A friend of mine, who is an amateur photographer, spends long hours these days on his terrace with a coffee, a camera and a zoom lens. He lives in the heart of Delhi with tall bushy trees that had, till now, been populated by crows, the occasional hawks and a multitude of pigeons. Over the past few days, he has photographed the grey hornbill, barbets, sunbirds, robins, parakeets, spotted owls, what looked like an eagle, and, believe it or not, the long-disappeared sparrows. They have started to return.

In a town in Kerala, the endangered Malabar civet was spotted on a now-empty street. Peacocks were seen dancing on the roads in Delhi. A herd of elephants went for an evening stroll in Coorg. From Jalandhar, you could see the wondrous Himalayas. Off the coast of Mumbai, whales were sighted. And loveliest of all, when you opened your window and inhaled deeply, it was no longer acrid air. And the sky was blue and you could hear bird song.

I read somewhere that the only way to face this untoward situation is to stay positive. That is because we are now so insecure that we can no longer be by ourselves. We need to see people, even if we don’t speak with them. The crowded elevator, the busy marketplace, congested roads are part of our everyday biography.

Some social health experts say denial of this kind of social contact can be depressing and could even lead to mental health issues and possibly, trigger suicide. In the hustle and bustle of modern civilized life that we are all part of, where so many are lonely even in a crowd, it is the sheer seeing of other people that we have learnt to perceive as normal. We have adapted to elephants being in sanctuaries or trees as the habitat for crows and of the long hours on the road stuck in a traffic jam. This is what keeps us going.

A university in Canada is offering a free online programme on emotional wellness. In France, a person ran an entire marathon on his small balcony because he couldn’t bear the thought of being cooped up in his small apartment. Such was his determination. Many have taken to reading the books they always wanted to but never found the time for. Others have started to learn cooking. Some have picked up a paint brush and easel. We have started to talk to friends we had lost touch with but found in our contacts list. We laugh and joke with them but more importantly, we enquire about their welfare. We have started to have meals with family and talk to our spouse, parents or children. Several have reached out to the elderly and the infirm and the forgotten marginalized and have started to help out with community meals. This is not charity but humanity. It is who we really and truly are.  

You can smell it. Perhaps, just a whiff at present. But it is most certainly there.

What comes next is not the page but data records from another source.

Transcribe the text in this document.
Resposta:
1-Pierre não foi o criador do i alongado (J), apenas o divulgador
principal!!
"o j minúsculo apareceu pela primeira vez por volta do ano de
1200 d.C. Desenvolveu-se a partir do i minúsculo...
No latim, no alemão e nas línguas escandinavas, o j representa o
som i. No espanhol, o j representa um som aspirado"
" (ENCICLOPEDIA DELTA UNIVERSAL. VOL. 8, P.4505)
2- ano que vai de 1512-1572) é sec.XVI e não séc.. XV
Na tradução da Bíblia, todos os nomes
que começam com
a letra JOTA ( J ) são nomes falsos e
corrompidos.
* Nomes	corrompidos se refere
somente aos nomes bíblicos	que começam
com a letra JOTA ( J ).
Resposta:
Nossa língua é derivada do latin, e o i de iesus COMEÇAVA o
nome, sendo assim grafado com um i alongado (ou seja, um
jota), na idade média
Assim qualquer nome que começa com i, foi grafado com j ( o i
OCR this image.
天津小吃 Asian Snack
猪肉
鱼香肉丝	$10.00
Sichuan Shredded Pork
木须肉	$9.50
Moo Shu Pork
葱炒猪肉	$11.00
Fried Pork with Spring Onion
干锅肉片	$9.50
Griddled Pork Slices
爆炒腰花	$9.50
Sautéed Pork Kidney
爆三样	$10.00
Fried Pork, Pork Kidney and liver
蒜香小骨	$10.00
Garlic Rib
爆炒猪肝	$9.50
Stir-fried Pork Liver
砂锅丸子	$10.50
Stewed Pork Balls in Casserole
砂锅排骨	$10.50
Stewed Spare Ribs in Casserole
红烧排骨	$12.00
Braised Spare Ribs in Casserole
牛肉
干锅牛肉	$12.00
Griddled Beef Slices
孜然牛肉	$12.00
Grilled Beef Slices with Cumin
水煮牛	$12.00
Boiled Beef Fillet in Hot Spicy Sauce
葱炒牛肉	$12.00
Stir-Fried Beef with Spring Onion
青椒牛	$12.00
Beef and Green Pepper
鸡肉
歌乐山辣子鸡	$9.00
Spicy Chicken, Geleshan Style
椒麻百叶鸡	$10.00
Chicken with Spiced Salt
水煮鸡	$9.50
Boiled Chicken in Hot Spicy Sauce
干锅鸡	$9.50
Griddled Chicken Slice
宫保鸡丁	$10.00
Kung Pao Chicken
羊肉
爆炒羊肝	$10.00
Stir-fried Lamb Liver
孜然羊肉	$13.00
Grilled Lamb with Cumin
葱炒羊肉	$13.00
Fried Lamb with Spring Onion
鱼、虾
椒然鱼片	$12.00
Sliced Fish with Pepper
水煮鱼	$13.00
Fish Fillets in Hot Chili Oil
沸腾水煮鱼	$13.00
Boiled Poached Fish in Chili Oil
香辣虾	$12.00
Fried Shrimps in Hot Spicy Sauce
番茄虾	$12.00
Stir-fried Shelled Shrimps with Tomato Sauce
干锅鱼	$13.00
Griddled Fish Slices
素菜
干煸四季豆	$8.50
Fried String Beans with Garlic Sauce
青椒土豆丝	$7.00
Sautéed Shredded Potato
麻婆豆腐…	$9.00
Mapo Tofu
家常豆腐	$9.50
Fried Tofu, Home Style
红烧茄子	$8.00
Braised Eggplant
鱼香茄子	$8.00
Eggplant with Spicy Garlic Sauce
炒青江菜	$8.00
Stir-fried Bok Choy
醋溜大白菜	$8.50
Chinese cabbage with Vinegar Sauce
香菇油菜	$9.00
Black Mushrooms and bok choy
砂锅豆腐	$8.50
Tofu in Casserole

Endangered and almost extinct like the Malabar civet, kindness and compassion are making a comeback. I can smell it in the air. And I know, so can you.

Perhaps when this is all over and the civet scurries back to its hideout and the elephants return to where they came from and we are once again caught up in the frenzy of today and its material expectations, the thought of having experienced who we really are and meant to be would not leave us. We would, I dearly hope, become kinder and gentler. We would pause to watch the sunset. We would reconsider our words if we feel it would cause hurt. We would reach out to those in need. We would respect because in doing so, we would reveal our true nature.